Nearly every book of Tanakh, the bible, is filled with stories about strong, independent women who influenced and led the Jewish people. Contemporary Jewish feminists have championed these women, taking inspiration from their actions and using them as role models. One biblical figure that has been a source of encouragement for generations of Jewish women leaders is Devorah HaNevia, Deborah the Prophet.
Of the sixteen shoftim (judges) that served in pre-monarchic Israel, the only woman among their ranks was Deborah. She was also one of seven female prophets recorded in Tanakh who communicated directly with God. As with most of the other shoftim, little is known about her personal life: the only information the text gives us is that she was “eshet lapidot,” the wife of Lapidot (Judges 4:4). Most commentators hold that this simply means that Lapidot was the name of Deborah’s husband. Some go on to explain that he is called Lapidot, which literally means torches, because Deborah encouraged him to deliver wicks to light the Menorah in the Mishkan (Temple).
However, there are shivim panim laTorah (70 interpretations of the Torah), so this passage does not have to be taken literally. The term “eshet lapidot” can also mean that Deborah had a deep connection – was “wedded” to – torches. I believe that this relationship is derived from the fact that torches are made up of several wicks tied together. Beginning with our matriarch Sarah, the Jewish women of each generation dedicated a wick – a wick of knowledge, strength, experience, religious fervor – to the torch. Deborah was able to seize the torch that was passed down to her and use it to illuminate her generation with Torah.
It is imperative that the Jewish feminists of today follow Deborah’s example and continue to pass on the proverbial torch. I cannot even begin to stress the importance of cultivating the younger generation and encouraging them to get involved in Jewish feminist activist work.
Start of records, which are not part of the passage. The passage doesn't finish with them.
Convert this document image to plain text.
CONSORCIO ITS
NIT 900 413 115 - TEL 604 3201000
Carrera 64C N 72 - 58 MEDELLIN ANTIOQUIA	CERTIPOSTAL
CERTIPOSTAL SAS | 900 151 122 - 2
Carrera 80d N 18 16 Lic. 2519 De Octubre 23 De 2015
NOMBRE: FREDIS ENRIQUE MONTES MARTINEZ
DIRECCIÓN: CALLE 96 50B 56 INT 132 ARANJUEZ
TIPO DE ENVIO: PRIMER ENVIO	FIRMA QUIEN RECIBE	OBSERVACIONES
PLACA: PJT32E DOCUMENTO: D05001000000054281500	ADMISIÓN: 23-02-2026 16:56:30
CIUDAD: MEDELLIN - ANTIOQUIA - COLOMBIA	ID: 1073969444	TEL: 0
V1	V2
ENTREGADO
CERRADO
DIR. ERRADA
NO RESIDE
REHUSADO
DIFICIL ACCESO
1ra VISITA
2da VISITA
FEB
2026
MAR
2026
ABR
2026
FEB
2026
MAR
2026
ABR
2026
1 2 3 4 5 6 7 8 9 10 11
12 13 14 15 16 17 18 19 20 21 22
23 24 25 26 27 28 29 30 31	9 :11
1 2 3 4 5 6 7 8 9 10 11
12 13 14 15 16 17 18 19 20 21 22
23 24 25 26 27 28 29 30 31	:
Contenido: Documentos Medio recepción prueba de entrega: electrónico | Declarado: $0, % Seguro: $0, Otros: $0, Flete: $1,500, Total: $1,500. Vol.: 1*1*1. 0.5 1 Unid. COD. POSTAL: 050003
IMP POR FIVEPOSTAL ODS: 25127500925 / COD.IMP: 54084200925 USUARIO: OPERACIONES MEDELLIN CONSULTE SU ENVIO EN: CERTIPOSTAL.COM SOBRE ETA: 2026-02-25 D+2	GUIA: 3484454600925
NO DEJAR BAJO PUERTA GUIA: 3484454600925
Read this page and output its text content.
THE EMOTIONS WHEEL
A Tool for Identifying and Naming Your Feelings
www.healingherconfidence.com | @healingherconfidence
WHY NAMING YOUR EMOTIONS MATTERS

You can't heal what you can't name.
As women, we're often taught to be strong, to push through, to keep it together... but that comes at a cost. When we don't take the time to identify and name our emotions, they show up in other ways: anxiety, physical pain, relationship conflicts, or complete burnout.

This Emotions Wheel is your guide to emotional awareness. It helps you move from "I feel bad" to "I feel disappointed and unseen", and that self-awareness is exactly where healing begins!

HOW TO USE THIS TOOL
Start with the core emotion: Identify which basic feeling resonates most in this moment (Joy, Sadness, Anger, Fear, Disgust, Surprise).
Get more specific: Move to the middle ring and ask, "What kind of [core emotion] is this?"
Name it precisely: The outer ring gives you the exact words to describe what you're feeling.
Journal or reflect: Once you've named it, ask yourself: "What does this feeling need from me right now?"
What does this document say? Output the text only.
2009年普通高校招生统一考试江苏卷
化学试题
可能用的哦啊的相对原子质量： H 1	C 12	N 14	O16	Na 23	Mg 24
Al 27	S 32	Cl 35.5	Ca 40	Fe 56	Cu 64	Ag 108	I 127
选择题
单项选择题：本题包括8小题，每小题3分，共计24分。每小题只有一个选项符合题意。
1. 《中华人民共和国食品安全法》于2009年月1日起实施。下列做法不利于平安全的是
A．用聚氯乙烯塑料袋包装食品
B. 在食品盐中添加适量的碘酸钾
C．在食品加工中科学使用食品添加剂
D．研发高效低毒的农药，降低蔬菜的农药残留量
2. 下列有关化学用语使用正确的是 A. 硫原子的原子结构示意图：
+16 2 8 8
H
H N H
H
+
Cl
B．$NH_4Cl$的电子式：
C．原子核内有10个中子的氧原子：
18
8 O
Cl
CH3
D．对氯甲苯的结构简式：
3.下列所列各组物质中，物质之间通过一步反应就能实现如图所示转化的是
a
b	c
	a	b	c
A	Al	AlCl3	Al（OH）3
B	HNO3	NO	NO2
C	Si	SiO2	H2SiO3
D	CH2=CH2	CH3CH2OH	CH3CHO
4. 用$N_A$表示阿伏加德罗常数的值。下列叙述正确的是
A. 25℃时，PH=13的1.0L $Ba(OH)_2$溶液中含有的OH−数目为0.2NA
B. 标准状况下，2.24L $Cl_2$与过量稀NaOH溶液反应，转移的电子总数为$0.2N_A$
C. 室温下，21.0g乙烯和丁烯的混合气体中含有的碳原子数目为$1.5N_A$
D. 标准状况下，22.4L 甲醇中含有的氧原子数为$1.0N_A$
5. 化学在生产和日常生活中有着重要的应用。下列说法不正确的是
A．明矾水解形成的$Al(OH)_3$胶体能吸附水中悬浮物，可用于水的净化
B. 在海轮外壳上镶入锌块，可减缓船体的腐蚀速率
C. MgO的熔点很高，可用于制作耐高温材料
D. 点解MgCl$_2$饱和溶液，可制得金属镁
Because of my age, I have found myself unwelcome and marginalized in so many feminist spaces. If it wants to have a vibrant future, the Orthodox feminist community cannot let young people continue to feel this way.
Consequently, I am so pleased to be a part of JOFA’s transition to Feminism 2.0. Young people are on the Internet, and the way to engage them is through that medium. In this age of the Internet and constant advancement in the high-tech field, it is crucial for the feminist movement to use the various new forms of technology that become available.
This new JOFA blog is named The Torch to signify Deborah’s torch, the torch that so many Jewish feminists carried before us. We cannot let the torch idle in our hands. We must actively engage with the times and ensure that there we create a space where the younger generation feels comfortable. By doing so, we will be continuing the legacy, the mesorah, that has been handed to us by centuries of strong Jewish women.